Investigators have found that nuclear weapons designs obtained by Libya through a Pakistani smuggling network originated in China, The Washington Post reported Sunday.
Documents turned over by Libya contain evidence of China's role in transferring nuclear technology to Pakistan in the early 1980s, the Post said, citing government officials and arms experts.
The Chinese designs were sold to Libya by a Pakistani-led trading network that is the target of an international investigation, the Post said. The report did not say whether Chinese officials were believed to have known of the transfer to Libya.
China's actions "were irresponsible and short-sighted, and raise questions about what else China provided to Pakistan's nuclear program," the newspaper quoted David Albright, a nuclear physicist and former U.N. weapons inspector in Iraq, as saying. "These documents also raise questions about whether Iran, North Korea and perhaps others received these documents from Pakistanis or their agents."
The Chinese Foreign Ministry did not respond Sunday to a request for comment on the report. China is Pakistan's main arms supplier and one of its closest military allies.
The documents were turned over to U.S. officials in November following Libyan leader Moammar Gaddafi's decision to renounce weapons of mass destruction and open his country's weapons laboratories to international inspection, the Post said.

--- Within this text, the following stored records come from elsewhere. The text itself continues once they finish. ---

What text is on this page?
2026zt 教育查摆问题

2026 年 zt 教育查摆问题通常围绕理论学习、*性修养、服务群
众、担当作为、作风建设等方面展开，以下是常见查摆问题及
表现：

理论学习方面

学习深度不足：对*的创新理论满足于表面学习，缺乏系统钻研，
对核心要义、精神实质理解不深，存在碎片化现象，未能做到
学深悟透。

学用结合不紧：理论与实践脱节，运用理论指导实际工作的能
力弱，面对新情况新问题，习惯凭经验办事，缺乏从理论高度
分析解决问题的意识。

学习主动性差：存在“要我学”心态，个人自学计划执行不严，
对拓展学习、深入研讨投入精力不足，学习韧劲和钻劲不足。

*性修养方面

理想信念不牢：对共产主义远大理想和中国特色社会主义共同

It said they had been analyzed by experts from the United States, Britain and the Vienna-based International Atomic Energy Agency, the U.N. nuclear watchdog.
The founder of Pakistan's nuclear weapons program, Abdul Qadeer Khan, admitted in a televised confession last month that he passed nuclear secrets to North Korea, Libya and Iran.
Pakistan exploded its first nuclear bomb in 1998, but it was a more modern design than the one sold to Libya, Albright told the Post.
The Libyan documents, some of which included text in Chinese, contained step-by-step instructions for assembling an implosion-type, 1,000-pound nuclear bomb that could be carried by a large ballistic missile as well as technical instructions for manufacturing components for the device, the Post said, citing unidentified officials and experts.
The newspaper noted that Libya did not possess a missile large enough for the weapon.
But Albright told the Post that the bomb blueprints in the Libyan documents "would be highly useful to countries such as Iran and North Korea" which had more developed ballistic missile programs.
The newspaper quoted officials familiar with the documents as saying the device depicted in the blueprints appears similar to a weapon tested by China in the 1960s. One Europe-based weapons expert told the newspaper that such a relatively simple design might be coveted by terrorist groups and could be carried in a pickup truck.
Jonathan Wolfsthal, a nonproliferation expert at the Carnegie Endowment for International Peace, told the Post that China's views on proliferation have changed dramatically since the 1980s, and its leaders are now more cooperative in working with other countries to stop the spread of nuclear weapons technology.